Estamos sacudiéndonos ya los tímidos coletazos de un invierno hasta ahora ausente que quiere hacerse notar antes de irse, y lo único que cambia en nuestra tierra es precisamente eso, el tiempo. Cambia y pasa, y seguirá pasando para que llegue la primavera en aluvión. Pero nuestro entorno seguirá como siempre, inamovible, descomponiéndose en su propia quietud.
Los responsables de este panorama inmóvil tienen su lugar de inacción en el número 1 de la plaza del Duque, y por encima de todos está el jefe de la casa sita en dicho lugar (por favor, sita, con “s”, y no con “c”, como quieren verla algunos que la rondan), jefe que no es ya un alcalde ausente, sino una ausencia en sí mismo.
Mientras nada cambia bajo el sol de nuestra era, los privilegiados que pueden darse un paseíto diario por las calles de su entorno presencian la lenta descomposición de lo inmóvil: ayer, un cadáver triste como símbolo del abandono; hoy, un incendio maloliente provocado por toda la mierda que la dejadez ha acumulado; mañana, quién sabe si el expolio de una villa llamada Esperanza, si otra profanación de un palacio conocido como Ybarra, o si el desplome de una antigua sede de policía, coloso estrujado por un cruel corsé enmohecido.
Hay tanta dejadez por donde pisamos, que es normal terminar pensando que, más que dejadez, es provocación; provocadora dejadez en cualquier caso. No es normal la situación de indiferencia ante un paisaje tan desolador —paisaje céntrico todo él, por cierto—. Y no es normal la desvergüenza con la que los que tienen a su alcance la posibilidad de revertir la situación esconden en su mano el dedo índice para sacar, de la misma mano , el corazón y, con un giro de muñeca, plantártelo en la cara des-cara-damente.
No hay nada, en fin, que esperar de unos ediles ensimismados en sus interioridades, que no son pocas —a ver a quién amenaza ahora ese castigador con sillón presidencial en Servicios Urbanos—, y ocupados en darle propaganda a todo lo que ellos, bajo el eternizado limonato han levantado de la nada; y se arrogan sus honores como si a cambio, en vez de una deuda insalvable, sólo hubiesen dejado esfuerzo, sudor y lágrimas.
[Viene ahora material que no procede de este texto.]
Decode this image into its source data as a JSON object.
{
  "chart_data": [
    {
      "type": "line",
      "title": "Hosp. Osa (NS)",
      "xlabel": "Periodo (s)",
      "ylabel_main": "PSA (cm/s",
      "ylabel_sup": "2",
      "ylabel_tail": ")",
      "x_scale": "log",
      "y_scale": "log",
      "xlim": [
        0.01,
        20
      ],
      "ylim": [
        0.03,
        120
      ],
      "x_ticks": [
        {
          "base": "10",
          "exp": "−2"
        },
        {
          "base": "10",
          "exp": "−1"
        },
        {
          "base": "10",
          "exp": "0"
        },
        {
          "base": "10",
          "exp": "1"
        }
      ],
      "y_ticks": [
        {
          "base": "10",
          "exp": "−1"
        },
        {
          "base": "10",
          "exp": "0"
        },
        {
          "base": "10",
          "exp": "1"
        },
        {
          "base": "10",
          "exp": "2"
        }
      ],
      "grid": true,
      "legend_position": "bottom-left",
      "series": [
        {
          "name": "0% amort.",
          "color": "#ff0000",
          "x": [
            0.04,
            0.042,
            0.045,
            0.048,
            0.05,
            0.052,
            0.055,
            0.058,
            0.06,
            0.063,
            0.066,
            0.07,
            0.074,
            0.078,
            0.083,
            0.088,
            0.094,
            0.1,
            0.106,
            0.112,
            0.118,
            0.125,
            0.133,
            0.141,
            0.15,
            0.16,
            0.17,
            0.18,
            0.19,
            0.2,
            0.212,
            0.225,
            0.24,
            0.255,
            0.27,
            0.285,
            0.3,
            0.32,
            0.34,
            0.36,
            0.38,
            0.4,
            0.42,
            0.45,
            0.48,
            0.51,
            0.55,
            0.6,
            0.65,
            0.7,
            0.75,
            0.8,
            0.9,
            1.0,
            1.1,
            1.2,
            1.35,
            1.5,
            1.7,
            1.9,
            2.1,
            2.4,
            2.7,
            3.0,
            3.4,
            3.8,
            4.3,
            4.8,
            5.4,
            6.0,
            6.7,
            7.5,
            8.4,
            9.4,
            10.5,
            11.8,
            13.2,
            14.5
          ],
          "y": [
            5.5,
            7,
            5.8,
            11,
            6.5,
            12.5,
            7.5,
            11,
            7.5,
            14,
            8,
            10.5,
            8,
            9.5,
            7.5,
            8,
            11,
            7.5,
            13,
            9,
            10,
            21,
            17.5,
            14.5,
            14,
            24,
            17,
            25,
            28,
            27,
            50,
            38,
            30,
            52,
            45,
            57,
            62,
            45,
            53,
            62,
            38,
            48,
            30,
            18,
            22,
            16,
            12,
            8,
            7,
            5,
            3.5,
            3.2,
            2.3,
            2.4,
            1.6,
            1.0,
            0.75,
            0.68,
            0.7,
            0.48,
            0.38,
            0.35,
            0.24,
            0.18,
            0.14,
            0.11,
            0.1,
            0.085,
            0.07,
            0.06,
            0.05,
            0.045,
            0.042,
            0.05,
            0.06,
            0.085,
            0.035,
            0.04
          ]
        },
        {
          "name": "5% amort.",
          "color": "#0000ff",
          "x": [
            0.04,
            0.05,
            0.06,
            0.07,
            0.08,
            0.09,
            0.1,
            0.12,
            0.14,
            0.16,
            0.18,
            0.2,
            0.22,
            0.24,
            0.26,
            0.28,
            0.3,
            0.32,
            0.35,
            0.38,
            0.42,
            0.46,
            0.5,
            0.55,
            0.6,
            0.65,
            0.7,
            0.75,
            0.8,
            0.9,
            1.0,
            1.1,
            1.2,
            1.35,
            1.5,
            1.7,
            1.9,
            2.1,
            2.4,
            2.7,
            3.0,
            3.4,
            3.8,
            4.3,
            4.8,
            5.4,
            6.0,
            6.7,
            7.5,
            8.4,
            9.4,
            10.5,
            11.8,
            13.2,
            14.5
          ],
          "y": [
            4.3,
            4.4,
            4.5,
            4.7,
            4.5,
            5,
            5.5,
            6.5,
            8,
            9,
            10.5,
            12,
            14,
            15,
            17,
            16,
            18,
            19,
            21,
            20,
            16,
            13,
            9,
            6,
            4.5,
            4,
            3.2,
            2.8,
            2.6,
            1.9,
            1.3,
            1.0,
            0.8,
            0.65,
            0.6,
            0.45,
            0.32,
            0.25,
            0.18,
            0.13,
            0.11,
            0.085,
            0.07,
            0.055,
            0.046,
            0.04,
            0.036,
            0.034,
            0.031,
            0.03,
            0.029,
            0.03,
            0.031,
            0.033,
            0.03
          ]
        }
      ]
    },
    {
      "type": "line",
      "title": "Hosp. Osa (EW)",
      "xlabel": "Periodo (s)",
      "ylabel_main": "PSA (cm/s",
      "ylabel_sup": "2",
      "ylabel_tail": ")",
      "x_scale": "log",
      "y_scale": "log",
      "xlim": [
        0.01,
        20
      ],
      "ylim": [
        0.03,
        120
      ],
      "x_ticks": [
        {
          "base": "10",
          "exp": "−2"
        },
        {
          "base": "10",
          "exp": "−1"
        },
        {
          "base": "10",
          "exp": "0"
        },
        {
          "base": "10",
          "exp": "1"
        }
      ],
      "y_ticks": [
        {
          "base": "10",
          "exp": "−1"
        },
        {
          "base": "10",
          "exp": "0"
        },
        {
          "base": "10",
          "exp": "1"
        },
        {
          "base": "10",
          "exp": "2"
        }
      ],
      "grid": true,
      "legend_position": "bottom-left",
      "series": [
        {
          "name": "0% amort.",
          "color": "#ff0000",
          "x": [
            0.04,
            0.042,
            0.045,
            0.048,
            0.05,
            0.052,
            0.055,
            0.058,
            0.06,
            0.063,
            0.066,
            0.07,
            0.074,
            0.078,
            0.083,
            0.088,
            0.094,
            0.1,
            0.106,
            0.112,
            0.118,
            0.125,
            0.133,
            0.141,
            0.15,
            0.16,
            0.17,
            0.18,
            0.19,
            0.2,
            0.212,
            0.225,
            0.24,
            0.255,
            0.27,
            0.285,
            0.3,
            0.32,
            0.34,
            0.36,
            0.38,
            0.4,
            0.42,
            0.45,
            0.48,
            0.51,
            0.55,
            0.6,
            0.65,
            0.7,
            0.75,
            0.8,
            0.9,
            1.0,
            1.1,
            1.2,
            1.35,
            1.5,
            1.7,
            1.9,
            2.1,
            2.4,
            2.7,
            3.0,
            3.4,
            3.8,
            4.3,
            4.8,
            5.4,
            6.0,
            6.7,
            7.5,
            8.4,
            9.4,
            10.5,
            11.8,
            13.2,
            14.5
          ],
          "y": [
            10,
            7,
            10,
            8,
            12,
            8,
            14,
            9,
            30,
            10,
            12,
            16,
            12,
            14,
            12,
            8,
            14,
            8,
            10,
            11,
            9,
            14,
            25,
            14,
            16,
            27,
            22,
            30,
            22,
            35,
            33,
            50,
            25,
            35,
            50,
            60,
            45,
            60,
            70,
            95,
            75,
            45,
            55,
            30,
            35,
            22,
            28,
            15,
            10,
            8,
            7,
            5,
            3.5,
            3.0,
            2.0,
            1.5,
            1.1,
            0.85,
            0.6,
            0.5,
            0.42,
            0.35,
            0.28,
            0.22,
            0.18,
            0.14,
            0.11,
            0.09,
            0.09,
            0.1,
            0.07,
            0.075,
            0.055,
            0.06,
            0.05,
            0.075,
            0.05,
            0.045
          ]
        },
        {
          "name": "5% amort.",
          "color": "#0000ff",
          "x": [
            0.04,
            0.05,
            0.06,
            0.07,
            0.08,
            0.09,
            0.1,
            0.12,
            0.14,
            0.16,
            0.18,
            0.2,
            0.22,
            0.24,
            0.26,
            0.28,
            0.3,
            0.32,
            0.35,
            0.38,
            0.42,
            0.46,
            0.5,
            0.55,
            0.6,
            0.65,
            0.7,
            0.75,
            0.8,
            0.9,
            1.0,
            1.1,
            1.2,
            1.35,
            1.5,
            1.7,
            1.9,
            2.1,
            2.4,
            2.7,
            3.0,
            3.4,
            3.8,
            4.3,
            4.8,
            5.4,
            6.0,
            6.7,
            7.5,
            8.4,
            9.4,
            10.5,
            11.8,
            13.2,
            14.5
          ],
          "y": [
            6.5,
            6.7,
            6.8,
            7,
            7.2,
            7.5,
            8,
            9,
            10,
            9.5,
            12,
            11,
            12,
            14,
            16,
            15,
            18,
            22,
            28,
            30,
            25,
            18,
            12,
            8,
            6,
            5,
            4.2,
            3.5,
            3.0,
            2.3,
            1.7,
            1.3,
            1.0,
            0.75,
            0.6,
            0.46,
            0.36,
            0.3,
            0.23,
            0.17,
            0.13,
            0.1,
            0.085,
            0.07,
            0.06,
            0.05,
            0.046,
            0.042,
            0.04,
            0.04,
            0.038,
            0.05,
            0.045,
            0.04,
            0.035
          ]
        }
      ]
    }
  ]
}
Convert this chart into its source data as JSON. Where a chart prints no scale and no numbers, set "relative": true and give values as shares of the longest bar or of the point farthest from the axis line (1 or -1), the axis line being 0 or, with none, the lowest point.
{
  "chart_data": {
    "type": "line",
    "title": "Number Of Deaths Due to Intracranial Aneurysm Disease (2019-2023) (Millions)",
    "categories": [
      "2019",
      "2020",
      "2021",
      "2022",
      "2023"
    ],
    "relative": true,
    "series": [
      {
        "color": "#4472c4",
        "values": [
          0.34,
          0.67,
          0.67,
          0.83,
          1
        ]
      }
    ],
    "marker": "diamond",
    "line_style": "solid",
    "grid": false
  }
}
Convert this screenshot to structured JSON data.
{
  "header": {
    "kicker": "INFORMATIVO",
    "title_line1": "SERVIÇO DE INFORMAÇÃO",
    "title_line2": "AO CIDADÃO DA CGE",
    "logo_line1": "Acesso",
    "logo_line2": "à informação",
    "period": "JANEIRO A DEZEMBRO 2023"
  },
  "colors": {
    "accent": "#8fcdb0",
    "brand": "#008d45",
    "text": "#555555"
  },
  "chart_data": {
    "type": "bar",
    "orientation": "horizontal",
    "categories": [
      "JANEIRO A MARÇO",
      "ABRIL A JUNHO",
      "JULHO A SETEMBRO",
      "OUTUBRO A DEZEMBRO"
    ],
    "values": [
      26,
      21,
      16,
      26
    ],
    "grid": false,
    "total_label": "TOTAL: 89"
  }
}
Ahí están la biblioteca, el “Riberas de Guadaíra”, el Museo… obras enormes que han de quedar por mucho tiempo para el bien de los ciudadanos, aunque otra cosa es la gestión real de todos estos centros al margen de la propaganda.
En tanto que se prolonga el ensimismamiento y nada de lo nuestro, no de lo que parece sólo suyo, sino de lo que siempre estuvo, tenga la más mínima posibilidad de cambio por mediación pública, tendremos que seguir confiando en la acción privada como única forma de progreso. Buenísimos ejemplos y recientes tenemos de ello: el gran trabajo de todos los que han conseguido traer un magnífico órgano desde Escocia para elevar espíritus y crear CULTURA con mayúsculas, como dijeron el día de su bendición; la propuesta de Ágora para salvar y llenar de vida el deprimente estercolero en que se ha convertido el antiguo mercado de abastos (camino de ello va también la nueva Plaza, esa que venía a ser la “Boquería del sur”); los eventos culturales y solidarios, cómo no, de Cáritas; o la última propuesta de FICA para que se adjudique el espacio desaprovechado de la Harinera.
Por lo particular, por lo privado, y por cada uno de los vecinos que aportan cada día una solución a un problema y una iniciativa ante el inmovilismo cotidiano de lo público, podemos seguir soñando con un panorama mejor mientras nada cambia. De paso, sigamos mirando la quietud de nuestro entorno; a ver si nuestro alcalde, ausente como el último invierno, hace como va a hacer éste y se va definitivamente. Total, no ha de notarse la ausencia.